A segregação é um dos traços mais desumanos que possuímos, pois ele cria determinismos inexistentes e não permite que a conexão entre os homens, imprescindível para o desenvolvimento do ser em seus diversos aspectos, aconteça. Ao contrário do que pode se pensar, a segregação não ocorre somente em Estados totalitários ou talvez ocorra somente nestes, o que nos permite concluir, retificadamente, que existem traços totalitários no reino pseudodemocrático que habitamos.

A desigualdade social mais do que determinar a diferença entre classes sociais, evidencia os muros que separam a “camada superior” da “camada inferior”. Os termos baumanianos descrevem a separação e exclusão permanentes sofridas pela maior parte da população, a qual, embora seja maioria, é tratada de forma sub-humana, tendo seus direitos básicos suprimidos e/ou não consubstanciados por um sistema que, em regra, deveria garantir condições mínimas (mínimo existencial) para o seu desenvolvimento.

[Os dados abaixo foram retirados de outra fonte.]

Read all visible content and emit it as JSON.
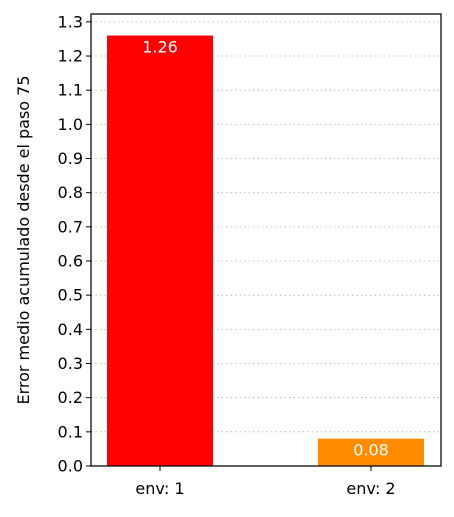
{
  "chart_data": {
    "type": "bar",
    "categories": [
      "env: 1",
      "env: 2"
    ],
    "values": [
      1.26,
      0.08
    ],
    "data_labels": [
      "1.26",
      "0.08"
    ],
    "colors": [
      "#ff0000",
      "#ff8c00"
    ],
    "title": "",
    "xlabel": "",
    "ylabel": "Error medio acumulado desde el paso 75",
    "ylim": [
      0,
      1.323
    ],
    "yticks": [
      "0.0",
      "0.1",
      "0.2",
      "0.3",
      "0.4",
      "0.5",
      "0.6",
      "0.7",
      "0.8",
      "0.9",
      "1.0",
      "1.1",
      "1.2",
      "1.3"
    ],
    "grid": "y-dotted",
    "legend": "none"
  }
}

Entretanto, a realidade material difere e muito da realidade formal encontrada nas ficções jurídicas. Isso ocorre por estarmos imersos no Estado Democrático do Dinheiro, no qual os direitos deixam de ser direitos e passam a ser encarados como produto, de tal maneira que para que o indivíduo seja considerado um cidadão (possuidor de “direitos”), deve, necessariamente, possuir condições materiais de adquirir tal status. Desse modo, a democracia torna-se um reino estrangeiro para os pobres, o qual é visitado carnavalescamente por estes e, ainda assim, sob enorme vigilância. É assim que asseveram Bauman e Ezio Mauro em “Babel – Entre a Incerteza e a Esperança”:

 

“Os excluídos, porém, vivem de fato às margens da democracia – eles só tiram, materialmente, de uma pequena parte dela – fora isso, consideram-na um reino estrangeiro, estéril e retórico. ”

 

Essa desigualdade, produzida dentro dos centros urbanos, segundo Milton Santos, produz uma espécie de exílio na favela, um lugar onde o Estado não vai, exceto de modo coercitivo, e do qual os periféricos não devem sair. Ou seja, a periferia perde a sua integração com o resto da sociedade, embora seja culpabilizada pela maioria dos problemas produzidos por uma sociedade que nem a considerada como parte integrante.

Sendo assim, em uma sociedade/Estado em que o valor humano e a cidadania são reduzidos a quantificação econômica, o pobre deixa de ser humano, bem como, passa a ser um ex-cidadão, segregado, excluído, sabotado, enganado, coisificado e, ainda, ludibriado pelas promessas de inclusão de um sistema que o oprime e o repudia.

 

“Ex-cidadãos que não têm mais identidade, indivíduos que não projetam nenhuma sombra social, não deixam nenhuma pegada política em pleno meio onde vivemos. ”

 

Para o ex-cidadão não há sentido de lugar, de tempo, de identidade, de pertencimento; ele é um “destroço de um naufrágio”, é algo que deve ser jogado fora e ficar permanentemente excluído. É um invisível social, um pária, lutando pelas migalhas oferecidas como se fossem um favor por aqueles que estão com a mesa abarrotada de comida.

Dessa forma, encontramos não só resquícios, mas traços fortes de totalitarismo em nosso Estado, que se apresenta como uma plutocracia mascarada de democracia, a fim de atender tão somente os interesses dos poderes econômicos, em uma aproximação de capitais e uma separação de homens. E, o pior, é que muitos são vetores e reprodutores desse sistema que se apresenta como farsa, pois é muito mais fácil dar ouvidos ao opressor do que ser a voz do oprimido.

Assim, o sistema permanece cínico, mentiroso, excludente e violento, típico de um Estado governado pelo dinheiro, que exclui a própria sorte, todos aqueles que por algum infortúnio não possuem a sua declaração de homem e de cidadão ou a sua carta de alforria, ainda que para ambos os casos seja necessário uma quantidade enorme de dinheiro.